Michael Kors Holdings Limited reported better-than-expected profit and revenue for its fiscal first quarter. The global luxury lifestyle brand said early Monday that its total revenue in the quarter jumped 43.4 percent to 919.2 million U.S. dollars, while net income rose to 187.7 million dollars, or 91 cents per diluted share.
Shortly after the closing bell, AIG reported its earnings and revenues in the second quarter of the year, both beating analyst estimates. The giant insurer also announced an additional 2 billion-dollar stock buyback program. The company's shares went up in after-hours trading.
With no major data for release on Monday, investors are looking ahead to data on factory orders, trade deficit and the weekly jobless claims due out later in the week.
Outside the United States, Portugal will bail out the country's second largest lender, Banco Espirito Santo, with a 4.9-billion- euro (6.6 billion U.S. dollars) rescue plan and split it into a " good bank" and a "bad bank" after its shares plummeted last week, Bank of Portugal Governor Carlos Costa said late Sunday night.

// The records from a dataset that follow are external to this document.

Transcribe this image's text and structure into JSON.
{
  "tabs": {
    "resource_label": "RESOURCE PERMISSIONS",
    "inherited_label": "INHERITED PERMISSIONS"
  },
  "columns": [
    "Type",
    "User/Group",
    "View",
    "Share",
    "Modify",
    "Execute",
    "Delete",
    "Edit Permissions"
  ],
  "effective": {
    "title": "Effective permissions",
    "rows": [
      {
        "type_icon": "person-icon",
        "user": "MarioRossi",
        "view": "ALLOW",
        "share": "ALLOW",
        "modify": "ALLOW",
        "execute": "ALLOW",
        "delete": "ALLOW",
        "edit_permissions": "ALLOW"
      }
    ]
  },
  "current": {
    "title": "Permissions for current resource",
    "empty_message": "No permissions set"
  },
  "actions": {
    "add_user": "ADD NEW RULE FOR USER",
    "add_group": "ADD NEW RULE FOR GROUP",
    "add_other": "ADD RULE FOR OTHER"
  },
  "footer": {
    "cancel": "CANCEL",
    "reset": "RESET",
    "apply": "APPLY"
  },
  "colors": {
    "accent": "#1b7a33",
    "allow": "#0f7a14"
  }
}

The CBOE Volatility Index, often referred to as Wall Street's fear gauge, surged 11.22 percent to end at 15.12 Monday.
Crude prices rose on Monday following last week's heavy losses. Light, sweet crude for September delivery moved up 41 cents to settle at 98.29 U.S. dollars a barrel on the New York Mercantile Exchange.
Gold futures on the COMEX division of the New York Mercantile Exchange fell on Monday, with the most active gold contract for December delivery down 5.9 dollars, or 0.46 percent, to settle at 1,288.9 dollars per ounce.
The U.S. dollar traded mixed against major currencies Monday as investors were reluctant to make big bets ahead of the European Central Bank and Bank of Japan's monetary policy meetings later in the week.
In late New York trading, the euro fell to 1.3419 dollars from 1.3428 dollars in the previous session, while the dollar was little changed at 102.55 Japanese yen.